Y entonces el señor David Beckham se torna promotor de mercancías, ya no sólo mercancía en sí mismo: posee su propia agencia de publicidad (Footwork Productions), obtiene una rentabilidad neta del 77.5% anual, posee un contrato de por vida con ADIDAS -equivalente a 120 millones de euros-, y representa a PEPSI, Marks & Spencer, Motorola y POLICE, independientemente de que produce su propia línea de perfumes y creo que de ropa. Todo ello sin contar que su paso por el equipo Galaxy de Los Ángeles reportará al inglés casi 32 millones de dólares.

¿Puede alguien ocultar el terrible daño que la corrupción, los negocios “legales” y las mafias federadas -como las de baloncesto y tae kwon do, específicamente- hacen al deporte mexicano y al desempeño de los atletas?, ¿sería mejor, por ejemplo, el fútbol mexicano si no fuese un botín de las televisoras?; ¿se puede se inmune al sacrificio salvaje que China impone a sus deportistas, sólo para presumirles -literalmente- como trofeos vivos?

Es muy cierto que el deporte competitivo es factor de identidad y pertenencia (“Soy PUMA”; “Merengue por siempre”; “#@%& Yankees”) en la localidad, la región y la nación misma y hay quien llega a la vacilada extrema, como se ha visto, de fundar la iglesia de Maradona -con Catedral y todo- jugador que describió una de sus faltas en la cancha como “la mano de Dios”, con todos los significados que puede tener esa ingeniosa pero cínica y petulante excusa.

El triunfo deportivo nos hace pensar que somos superiores a los otros y nos da una sensación de poder colectivo, de preeminencia sobre los rivales, independientemente de que se desconozcan y/o se omitan las decenas de factores, internos o externos, que intervienen en el resultado de un encuentro; la cultura cívica también suele expresarse en el deporte -no sólo con la conducta colectiva de los aficionados llamados hooligans, salvajes casi siempre intoxicados que pretextan las competencias para liberar sus odios y frustraciones normalmente escondidas- sino para evidenciar el nivel de compromiso de cada aficionado: “perdieron”, si el resultado no conviene; “ganamos” si se trata de apoderarse de un crédito, un esfuerzo y un resultado deportivo al que generalmente no se contribuyó sino con las críticas.

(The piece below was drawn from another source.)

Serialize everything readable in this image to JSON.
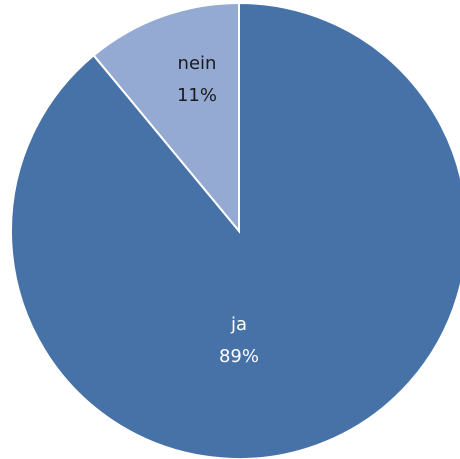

No hay duda de que el deporte es un instrumento de manipulación que, bien visto, no hace sino aprovechar la vulnerabilidad del “inconsciente colectivo” ante las pasiones que despiertan las justas. No hay duda de que el deporte se ha convertido en el pretexto perfecto para los grandes mercaderes. Pero independientemente de ello, qué ≪chido≫ se siente cuando los paisanos se imponen al resto del mundo y mueven el resorte que lleva a gritar, a pulmón suelto,“Viva México, cabrones...”. Aquí de nada valen las reflexiones ni el saberse manipulado. Gracias a los deportistas mexicanos; sólo ellos saben el tamaño de su esfuerzo y sus sufrimientos para llegar hasta donde llegaron. Sin embargo, con su trabajo, hicieron por la identidad nacional y el sentido de pertenencia mucho más que muchos. Ojalá que esta sensación de unidad, de optimismo y confianza dure por siempre.